Shane Lowry has to settle for second as Dustin Johnson claims US Open in farcical circumstances 5 years ago

Shane Lowry has to settle for second as Dustin Johnson claims US Open in farcical circumstances

Shane Lowry had to settle for a tie of second place as Dustin Johnson claimed the US Open in farcical circumstances at Oakmont.

Lowry, who began the final round with a four-shot lead, finished on one-under par, three shots behind Johnson, but the Offaly man can be rightly proud of an incredible week’s golf in hugely difficult conditions which earned him his best ever finish at a major.


Johnson emerged a deserved winner, especially considering the shadow in which he was forced to play his final seven holes.

The cause of this confusion occurred on the fifth green when Johnson’s ball appeared to move as he practiced his putting swing.

TV replays seemed to clearly show that Johnson neither cause his ball to move nor did he ground his club.


But as Johnson arrived on the the 12th tee, he was told that he may be penalised a stroke for his actions of the 5th green but a decision would not be made until after his round.

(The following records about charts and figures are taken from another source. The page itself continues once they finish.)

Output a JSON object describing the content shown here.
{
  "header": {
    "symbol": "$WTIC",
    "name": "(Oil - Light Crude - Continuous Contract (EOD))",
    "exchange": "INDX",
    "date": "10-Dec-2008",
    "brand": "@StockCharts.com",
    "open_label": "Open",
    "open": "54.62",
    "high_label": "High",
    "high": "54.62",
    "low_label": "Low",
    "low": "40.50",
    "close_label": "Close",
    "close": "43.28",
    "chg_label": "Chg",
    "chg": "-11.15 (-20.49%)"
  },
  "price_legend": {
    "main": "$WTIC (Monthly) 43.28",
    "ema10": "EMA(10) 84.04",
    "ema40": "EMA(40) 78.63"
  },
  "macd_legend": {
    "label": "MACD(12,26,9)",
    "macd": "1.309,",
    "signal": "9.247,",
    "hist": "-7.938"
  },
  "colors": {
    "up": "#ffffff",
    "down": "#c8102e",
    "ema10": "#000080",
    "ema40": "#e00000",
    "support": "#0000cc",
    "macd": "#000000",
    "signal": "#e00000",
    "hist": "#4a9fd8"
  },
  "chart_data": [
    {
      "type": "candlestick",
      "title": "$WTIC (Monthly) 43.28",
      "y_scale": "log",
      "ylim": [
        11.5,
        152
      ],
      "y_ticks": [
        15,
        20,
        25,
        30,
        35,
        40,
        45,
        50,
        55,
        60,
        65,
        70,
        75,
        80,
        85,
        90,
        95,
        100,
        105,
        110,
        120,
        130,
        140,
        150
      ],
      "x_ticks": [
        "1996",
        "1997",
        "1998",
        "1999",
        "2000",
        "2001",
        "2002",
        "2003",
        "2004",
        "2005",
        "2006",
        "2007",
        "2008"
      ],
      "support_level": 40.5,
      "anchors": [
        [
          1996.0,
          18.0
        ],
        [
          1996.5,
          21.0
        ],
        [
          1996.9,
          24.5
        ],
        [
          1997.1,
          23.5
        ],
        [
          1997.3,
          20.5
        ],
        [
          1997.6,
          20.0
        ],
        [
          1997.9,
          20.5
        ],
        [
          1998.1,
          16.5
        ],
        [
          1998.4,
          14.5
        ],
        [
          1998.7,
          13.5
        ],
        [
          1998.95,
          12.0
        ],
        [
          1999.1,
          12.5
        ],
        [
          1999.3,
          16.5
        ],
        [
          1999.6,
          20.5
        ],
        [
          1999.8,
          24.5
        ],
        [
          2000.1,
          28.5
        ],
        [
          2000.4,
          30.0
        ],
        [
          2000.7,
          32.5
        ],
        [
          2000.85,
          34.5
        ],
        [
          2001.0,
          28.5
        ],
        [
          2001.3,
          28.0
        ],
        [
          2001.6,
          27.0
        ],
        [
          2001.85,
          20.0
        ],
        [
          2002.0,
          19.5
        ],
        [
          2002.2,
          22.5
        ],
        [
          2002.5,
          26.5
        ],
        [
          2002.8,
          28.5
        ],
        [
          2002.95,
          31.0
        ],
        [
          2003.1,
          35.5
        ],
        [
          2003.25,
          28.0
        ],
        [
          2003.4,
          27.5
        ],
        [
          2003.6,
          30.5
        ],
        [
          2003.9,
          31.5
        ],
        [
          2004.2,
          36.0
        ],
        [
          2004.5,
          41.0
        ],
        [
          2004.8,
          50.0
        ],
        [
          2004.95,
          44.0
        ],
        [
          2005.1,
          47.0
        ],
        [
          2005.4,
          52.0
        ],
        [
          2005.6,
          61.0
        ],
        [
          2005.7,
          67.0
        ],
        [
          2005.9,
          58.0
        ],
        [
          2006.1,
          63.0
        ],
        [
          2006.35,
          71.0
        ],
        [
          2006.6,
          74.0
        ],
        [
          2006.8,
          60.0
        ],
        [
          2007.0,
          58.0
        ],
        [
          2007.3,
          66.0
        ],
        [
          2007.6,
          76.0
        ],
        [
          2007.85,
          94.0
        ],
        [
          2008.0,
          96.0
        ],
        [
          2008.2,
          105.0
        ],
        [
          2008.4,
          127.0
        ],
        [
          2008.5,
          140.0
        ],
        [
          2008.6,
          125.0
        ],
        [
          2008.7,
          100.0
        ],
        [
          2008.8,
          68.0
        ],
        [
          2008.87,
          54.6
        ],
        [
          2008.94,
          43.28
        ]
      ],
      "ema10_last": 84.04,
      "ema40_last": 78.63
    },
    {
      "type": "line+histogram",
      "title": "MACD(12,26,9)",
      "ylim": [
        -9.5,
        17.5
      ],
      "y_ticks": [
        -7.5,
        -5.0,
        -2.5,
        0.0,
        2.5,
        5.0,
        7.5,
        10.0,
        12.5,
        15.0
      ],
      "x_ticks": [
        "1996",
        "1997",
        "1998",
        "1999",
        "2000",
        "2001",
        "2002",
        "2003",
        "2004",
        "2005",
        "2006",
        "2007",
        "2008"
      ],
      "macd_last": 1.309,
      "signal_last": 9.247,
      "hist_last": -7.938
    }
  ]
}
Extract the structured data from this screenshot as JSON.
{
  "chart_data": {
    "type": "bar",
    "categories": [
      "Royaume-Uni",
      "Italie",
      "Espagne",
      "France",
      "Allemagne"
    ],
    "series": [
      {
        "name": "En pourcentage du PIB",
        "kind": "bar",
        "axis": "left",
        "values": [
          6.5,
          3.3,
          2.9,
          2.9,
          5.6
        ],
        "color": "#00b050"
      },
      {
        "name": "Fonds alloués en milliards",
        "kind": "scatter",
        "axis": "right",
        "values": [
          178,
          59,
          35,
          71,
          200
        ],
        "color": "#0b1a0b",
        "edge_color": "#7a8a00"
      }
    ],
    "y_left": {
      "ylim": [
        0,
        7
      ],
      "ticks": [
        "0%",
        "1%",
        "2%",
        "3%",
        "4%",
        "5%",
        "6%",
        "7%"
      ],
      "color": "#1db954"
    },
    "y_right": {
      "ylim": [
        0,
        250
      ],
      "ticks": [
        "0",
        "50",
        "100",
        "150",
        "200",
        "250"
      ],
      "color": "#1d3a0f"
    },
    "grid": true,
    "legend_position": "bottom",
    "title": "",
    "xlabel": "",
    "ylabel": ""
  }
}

That left Johnson, and the other contenders, in a farcical situation where they didn’t know what was needed to lead or share the lead.

The USGA’s inability to make a call on the issue drew huge amounts of criticism, with Rory McIlroy labelling the situation “amateur hour” while Shane Lowry’s cousin David called it “appalling”.


Commentating on Sky Sports, Butch Harmon was in no doubt that Lowry was unsettled by the confusion.

Harmon went as far as to blame the USGA’s indecision for Lowry’s missed putts on the 14th and 15th.

It was three successive bogeys on the 1415 and 16 that ended Lowry's chances of a famous victory, but it was a brave and inspiring display from the 29-year-old and surely won't be the last time he's in contention on the Sunday of a major.


In the end, the margin of victory for Johnson meant that the penalty that he incurred was irrelevant which sadly only further begs the questions as to why a decision couldn’t have been made earlier.